L’épineuse question de la territorialité du déréférencement


Par une décision du 27 mars 2020[1], le Conseil d’État a apporté des précisions sur la portée territoriale du droit au déréférencement. Il a annulé une délibération[2] de la Commission nationale de l’informatique et des libertés (CNIL) prononçant une sanction, rendue publique, d’un montant de 100.000 euros à l’encontre de la société Google Inc. Après avoir reçu environ 80.000 demandes en France, cette société refusait d’effectuer un déréférencement sur l’ensemble des noms de domaine de son moteur de recherche, autrement dit, d’opérer un déréférencement à l’échelle mondiale. Le Conseil d’État a jugé à l’appui des réponses apportées par la CJUE[3] à ses trois questions préjudicielles, d’une part, qu’aucune disposition issue du droit positif n’autorise un déréférencement mondial ; et d’autre part, qu’une telle faculté serait nécessairement subordonnée à une mise en balance entre le droit à l’oubli de la personne concernée et le droit à l’information.

 

Rappel des faits

A la suite d’une mise en demeure restée infructueuse, la société Google Inc. s’est vue infliger une amende de 100.000 euros par la formation restreinte de la CNIL. La société Google Inc. a demandé l’annulation de la délibération litigieuse n° 2016-054 du 10 mars 2016 auprès du Conseil d’État.

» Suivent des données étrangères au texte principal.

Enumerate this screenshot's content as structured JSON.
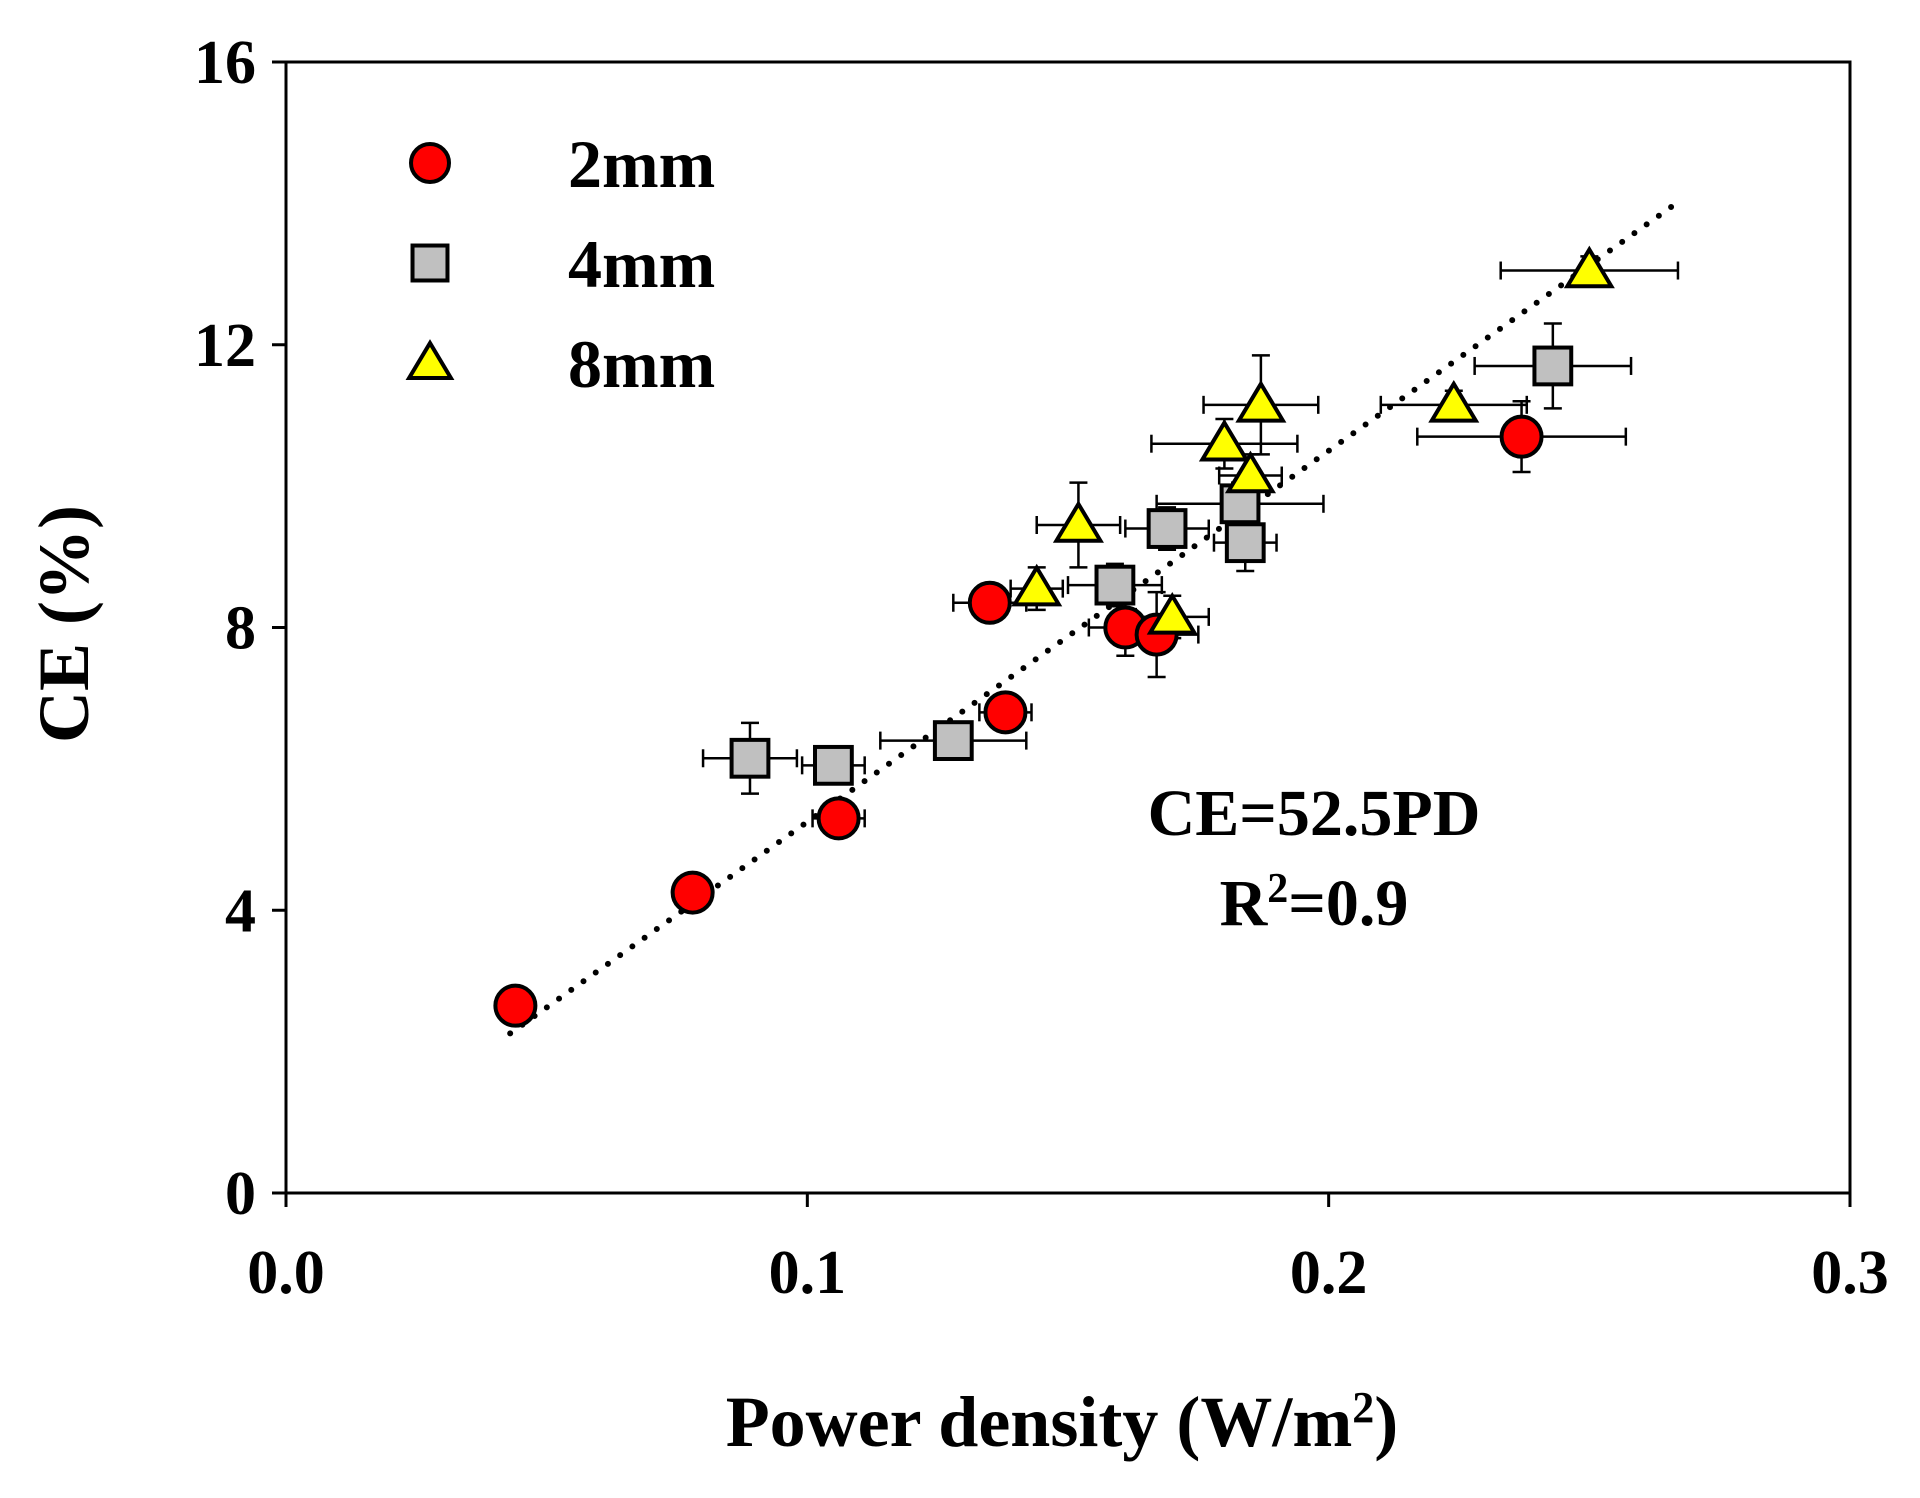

Par une décision du 19 juillet 2017, le Conseil d’État a sursis à statuer et a posé trois questions préjudicielles à la CJUE dans le cadre de l’article 267 du TFUE[4]. Ces questions tendaient à préciser les conditions d’application du droit au déréférencement et notamment sur l’interprétation du droit de l’Union relatif à la protection des données à caractère personnel.

Les juges du Palais Royal ont ainsi interrogé la CJUE sur l’action à mener par l’exploitant d’un moteur de recherche en cas de demande de déréférencement. Cet exploitant doit-il opérer ce déréférencement sur l’ensemble des noms de domaine de son moteur de recherche, ou bien le déréférencement se limite-t-il à l’ensemble des États membres, ou encore s’il est circonscrit uniquement au niveau de l’État membre du ressortissant à l’origine de la demande.

Cette série de questions offre l’occasion de clarifier l’étendue du champ d’application du droit au déréférencement, dans une société mondiale animée (assujettie ?) par le développement de la dématérialisation qui contribue à l’accroissement des flux de Big data dans de nombreux secteurs tant juridiques qu’extra-juridiques.

Une réponse apportée à double échelle : mondiale et européenne

Par un arrêt C-507/17 du 24 septembre 2019, la CJUE s’est prononcée sur cette question de l’étendue territoriale du droit au déréférencement, droit consacré par la CJUE dans son célèbre arrêt « Google Spain »[5].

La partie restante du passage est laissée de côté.